Although CyberKnife is a relative new treatment modality there is some follow up studies showing convincing results. A study by (Brown et al. 2007) looked at 59 patients with stage 1 NSCLC treated with CyberKnife. Of the 59 treated 86% were still alive at the 33month follow up marker. Image-guided robotic stereotactic radio surgery of lung tumours with CyberKnife achieves excellent rates of local disease control with limited toxicity to surrounding tissues and, in many cases, might be curative for patients for whom surgery is not an option. This type of real time adapted radiotherapy is not available at the researchers clinical department but funding has been granted for ‘Cyber Surgery’ to be fully operational by the end of 2013. (newcastle-hospitals.org 2012). This coincides with the NRAG report that "recommends that all replacement and newly installed machines are capable of image guided four-dimensional (4D) adaptive radiotherapy". (Department Of Health 2007)

MDT

Lung cancer MDTs are designed to standardise care and reduce health inequalities. The Northern Lung Cancer clinical guidelines. (Ward and Mulvenna 2009)State that each cancer unit should have a team of members with different disciplines involved in the treatment and management of lung cancer. In which they should meet up fortnightly, the core members attending should be: Respiratory physician with an interest in lung cancer, Clinical and/or medical oncologist, Radiologist, Histopathologist/Cytologist Thoracic surgeon, Lung cancer nurse specialist Palliative care representative..

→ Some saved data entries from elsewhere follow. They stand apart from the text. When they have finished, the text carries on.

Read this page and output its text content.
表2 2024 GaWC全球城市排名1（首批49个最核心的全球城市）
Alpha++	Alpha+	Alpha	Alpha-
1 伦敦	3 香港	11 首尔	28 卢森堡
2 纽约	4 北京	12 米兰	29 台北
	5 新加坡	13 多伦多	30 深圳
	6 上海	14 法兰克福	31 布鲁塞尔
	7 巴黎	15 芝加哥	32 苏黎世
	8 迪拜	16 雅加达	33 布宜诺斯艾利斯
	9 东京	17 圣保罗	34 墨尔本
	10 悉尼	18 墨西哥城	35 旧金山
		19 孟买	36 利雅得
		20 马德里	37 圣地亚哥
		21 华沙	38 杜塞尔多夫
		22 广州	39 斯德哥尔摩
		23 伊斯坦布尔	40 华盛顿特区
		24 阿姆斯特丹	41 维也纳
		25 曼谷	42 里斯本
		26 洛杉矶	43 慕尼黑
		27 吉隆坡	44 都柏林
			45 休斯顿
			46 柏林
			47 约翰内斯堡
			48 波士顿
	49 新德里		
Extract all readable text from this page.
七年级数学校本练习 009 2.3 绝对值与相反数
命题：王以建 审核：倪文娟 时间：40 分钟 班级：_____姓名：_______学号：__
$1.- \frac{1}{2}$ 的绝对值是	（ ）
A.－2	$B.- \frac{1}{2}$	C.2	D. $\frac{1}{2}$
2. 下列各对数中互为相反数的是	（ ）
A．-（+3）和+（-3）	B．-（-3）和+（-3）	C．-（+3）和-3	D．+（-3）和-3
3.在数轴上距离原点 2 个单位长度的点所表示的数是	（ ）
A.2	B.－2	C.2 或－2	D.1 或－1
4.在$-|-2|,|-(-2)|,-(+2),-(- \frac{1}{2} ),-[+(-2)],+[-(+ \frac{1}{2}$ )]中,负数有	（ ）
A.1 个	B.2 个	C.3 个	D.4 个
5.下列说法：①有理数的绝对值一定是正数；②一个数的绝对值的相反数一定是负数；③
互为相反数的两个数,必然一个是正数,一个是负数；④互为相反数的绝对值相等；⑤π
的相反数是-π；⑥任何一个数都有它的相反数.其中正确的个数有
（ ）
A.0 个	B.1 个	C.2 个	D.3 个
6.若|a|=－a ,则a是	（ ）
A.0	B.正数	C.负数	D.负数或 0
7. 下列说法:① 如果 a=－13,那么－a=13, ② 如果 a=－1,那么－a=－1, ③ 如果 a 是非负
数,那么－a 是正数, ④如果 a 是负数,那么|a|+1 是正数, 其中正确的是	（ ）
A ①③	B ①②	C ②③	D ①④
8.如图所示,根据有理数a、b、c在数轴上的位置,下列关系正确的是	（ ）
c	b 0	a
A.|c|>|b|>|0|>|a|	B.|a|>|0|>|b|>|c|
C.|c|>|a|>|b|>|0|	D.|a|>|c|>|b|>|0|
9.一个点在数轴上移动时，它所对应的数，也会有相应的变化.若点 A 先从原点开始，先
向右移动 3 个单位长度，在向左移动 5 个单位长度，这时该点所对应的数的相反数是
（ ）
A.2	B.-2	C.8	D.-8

An interesting study conducted by (Robinson et al. 2008) looked at the effect of lung cancer survival depending wherever the MDT had a Respiratory physician on site. Robinson et al compared two sites one of which had a respiratory physician (Site A), 25 patients were analysed for site A and 28 for site B. Survival for patients at site A was longer, The main conclusion from the study is that Lung cancer patients not under the care of a respiratory physician have fewer interventions and poorer survival .

Conclusion

Lung cancer cancer-related deaths than breast, prostate, and colorectal cancers combined. What is true about SCLC and NSCLC is that once it begins to spread the management options change. Radiotherapy plays a huge part in the treatment of lung cancer, with the advances in SBRT it is hoped that life expectancy for patients with NSCLC will increase, as for SCLC screening programs should be in place to ensure it is caught in its infancy to give the patient the best possible outcome.